Keine Garantie auf Tipfehler - ist nur hier im Editior zusammengeknipst. Wie du die Properties wie die URL und so setzt bleibt deiner Kreativität überlassen. 

Jetzt kannst du überall in deiner Anwendung [c]MyConnectionManager.getInstance().getConnection()[/c] aufrufen. 

Ist halt nur eine Möglichkeit.


EDIT:

Ja, der MiniConnectionPoolManager sieht ganz nützlich aus. Was man für ein ConnectionPooling verwendet hängt immer eng mit zusammen was man eigentlich vorhat. Für einfache Anforderungen scheint der die JDBC Pools ganz gut zu nutzen.


----------



## UnkiDunki (16. Mrz 2010)

Alles klar. Danke Dir! Werde das gleich ausprobieren 

UPDATE: Super, funktioniert!
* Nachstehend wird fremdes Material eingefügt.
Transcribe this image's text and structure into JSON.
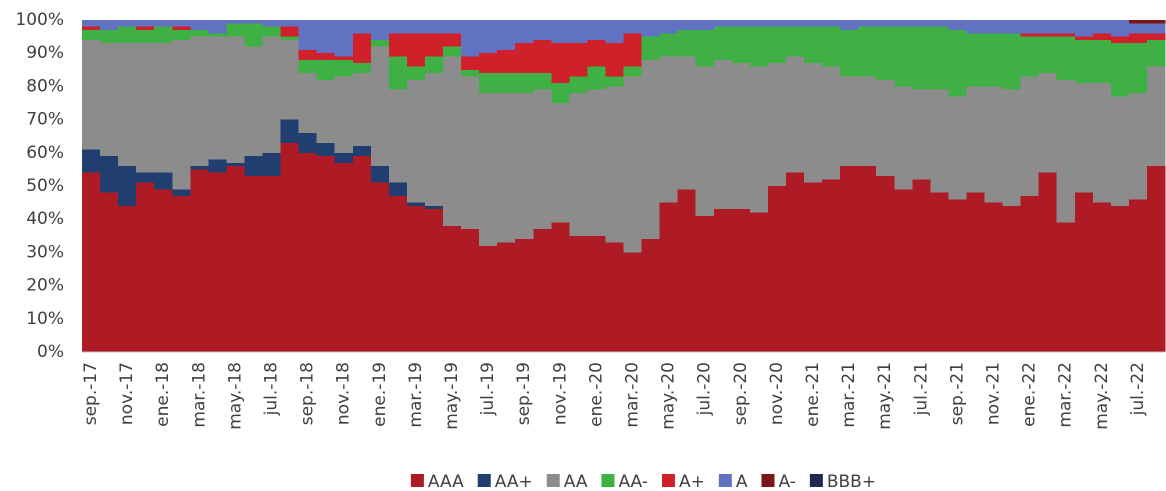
{
  "chart_data": {
    "type": "stacked_area_step",
    "categories": [
      "sep.-17",
      null,
      "nov.-17",
      null,
      "ene.-18",
      null,
      "mar.-18",
      null,
      "may.-18",
      null,
      "jul.-18",
      null,
      "sep.-18",
      null,
      "nov.-18",
      null,
      "ene.-19",
      null,
      "mar.-19",
      null,
      "may.-19",
      null,
      "jul.-19",
      null,
      "sep.-19",
      null,
      "nov.-19",
      null,
      "ene.-20",
      null,
      "mar.-20",
      null,
      "may.-20",
      null,
      "jul.-20",
      null,
      "sep.-20",
      null,
      "nov.-20",
      null,
      "ene.-21",
      null,
      "mar.-21",
      null,
      "may.-21",
      null,
      "jul.-21",
      null,
      "sep.-21",
      null,
      "nov.-21",
      null,
      "ene.-22",
      null,
      "mar.-22",
      null,
      "may.-22",
      null,
      "jul.-22",
      null
    ],
    "series": [
      {
        "name": "AAA",
        "color": "#ae1b24",
        "values": [
          54,
          48,
          44,
          51,
          49,
          47,
          55,
          54,
          56,
          53,
          53,
          63,
          60,
          59,
          57,
          59,
          51,
          47,
          44,
          43,
          38,
          37,
          32,
          33,
          34,
          37,
          39,
          35,
          35,
          33,
          30,
          34,
          45,
          49,
          41,
          43,
          43,
          42,
          50,
          54,
          51,
          52,
          56,
          56,
          53,
          49,
          52,
          48,
          46,
          48,
          45,
          44,
          47,
          54,
          39,
          48,
          45,
          44,
          46,
          56
        ]
      },
      {
        "name": "AA+",
        "color": "#203f70",
        "values": [
          7,
          11,
          12,
          3,
          5,
          2,
          1,
          4,
          1,
          6,
          7,
          7,
          6,
          4,
          3,
          3,
          5,
          4,
          1,
          1,
          0,
          0,
          0,
          0,
          0,
          0,
          0,
          0,
          0,
          0,
          0,
          0,
          0,
          0,
          0,
          0,
          0,
          0,
          0,
          0,
          0,
          0,
          0,
          0,
          0,
          0,
          0,
          0,
          0,
          0,
          0,
          0,
          0,
          0,
          0,
          0,
          0,
          0,
          0,
          0
        ]
      },
      {
        "name": "AA",
        "color": "#8c8c8c",
        "values": [
          33,
          34,
          37,
          39,
          39,
          45,
          39,
          37,
          38,
          33,
          35,
          24,
          18,
          19,
          23,
          22,
          36,
          28,
          37,
          40,
          51,
          46,
          46,
          45,
          44,
          42,
          36,
          43,
          44,
          47,
          53,
          54,
          44,
          40,
          45,
          45,
          44,
          44,
          37,
          35,
          36,
          34,
          27,
          27,
          29,
          31,
          27,
          31,
          31,
          32,
          35,
          35,
          36,
          30,
          43,
          33,
          36,
          33,
          32,
          30
        ]
      },
      {
        "name": "AA-",
        "color": "#3fb044",
        "values": [
          3,
          4,
          5,
          4,
          5,
          3,
          2,
          1,
          4,
          7,
          3,
          1,
          4,
          6,
          5,
          3,
          2,
          10,
          4,
          5,
          3,
          2,
          6,
          6,
          6,
          5,
          6,
          5,
          7,
          3,
          3,
          7,
          7,
          8,
          11,
          10,
          11,
          12,
          11,
          9,
          11,
          12,
          14,
          15,
          16,
          18,
          19,
          19,
          20,
          16,
          16,
          17,
          12,
          11,
          13,
          13,
          13,
          16,
          15,
          8
        ]
      },
      {
        "name": "A+",
        "color": "#d0202a",
        "values": [
          1,
          0,
          0,
          1,
          0,
          1,
          0,
          0,
          0,
          0,
          0,
          3,
          3,
          2,
          1,
          9,
          0,
          7,
          10,
          7,
          4,
          4,
          6,
          7,
          9,
          10,
          12,
          10,
          8,
          10,
          10,
          0,
          0,
          0,
          0,
          0,
          0,
          0,
          0,
          0,
          0,
          0,
          0,
          0,
          0,
          0,
          0,
          0,
          0,
          0,
          0,
          0,
          1,
          1,
          1,
          1,
          2,
          2,
          3,
          2
        ]
      },
      {
        "name": "A",
        "color": "#6272c2",
        "values": [
          2,
          3,
          2,
          2,
          2,
          2,
          3,
          4,
          1,
          1,
          2,
          2,
          9,
          10,
          11,
          4,
          6,
          4,
          4,
          4,
          4,
          11,
          10,
          9,
          7,
          6,
          7,
          7,
          6,
          7,
          4,
          5,
          4,
          3,
          3,
          2,
          2,
          2,
          2,
          2,
          2,
          2,
          3,
          2,
          2,
          2,
          2,
          2,
          3,
          4,
          4,
          4,
          4,
          4,
          4,
          5,
          4,
          5,
          3,
          3
        ]
      },
      {
        "name": "A-",
        "color": "#7a1518",
        "values": [
          0,
          0,
          0,
          0,
          0,
          0,
          0,
          0,
          0,
          0,
          0,
          0,
          0,
          0,
          0,
          0,
          0,
          0,
          0,
          0,
          0,
          0,
          0,
          0,
          0,
          0,
          0,
          0,
          0,
          0,
          0,
          0,
          0,
          0,
          0,
          0,
          0,
          0,
          0,
          0,
          0,
          0,
          0,
          0,
          0,
          0,
          0,
          0,
          0,
          0,
          0,
          0,
          0,
          0,
          0,
          0,
          0,
          0,
          1,
          1
        ]
      },
      {
        "name": "BBB+",
        "color": "#1b2a4e",
        "values": [
          0,
          0,
          0,
          0,
          0,
          0,
          0,
          0,
          0,
          0,
          0,
          0,
          0,
          0,
          0,
          0,
          0,
          0,
          0,
          0,
          0,
          0,
          0,
          0,
          0,
          0,
          0,
          0,
          0,
          0,
          0,
          0,
          0,
          0,
          0,
          0,
          0,
          0,
          0,
          0,
          0,
          0,
          0,
          0,
          0,
          0,
          0,
          0,
          0,
          0,
          0,
          0,
          0,
          0,
          0,
          0,
          0,
          0,
          0,
          0
        ]
      }
    ],
    "ylim": [
      0,
      100
    ],
    "yticks": [
      {
        "value": 0,
        "label": "0%"
      },
      {
        "value": 10,
        "label": "10%"
      },
      {
        "value": 20,
        "label": "20%"
      },
      {
        "value": 30,
        "label": "30%"
      },
      {
        "value": 40,
        "label": "40%"
      },
      {
        "value": 50,
        "label": "50%"
      },
      {
        "value": 60,
        "label": "60%"
      },
      {
        "value": 70,
        "label": "70%"
      },
      {
        "value": 80,
        "label": "80%"
      },
      {
        "value": 90,
        "label": "90%"
      },
      {
        "value": 100,
        "label": "100%"
      }
    ],
    "legend": "bottom"
  }
}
Jetzt komme ich wieder zum eigentlichen Thema zurück: Möglichkeit 3 oder doch mit Transaktionen lösen?
Was ist da eleganter?
Wenn wir dann mit Transaktionen arbeiten, dann muss ich ja auch sicherstellen, dass die Person während ihrer Lebenszeit EINE Connection hat, oder sehe ich das falsch?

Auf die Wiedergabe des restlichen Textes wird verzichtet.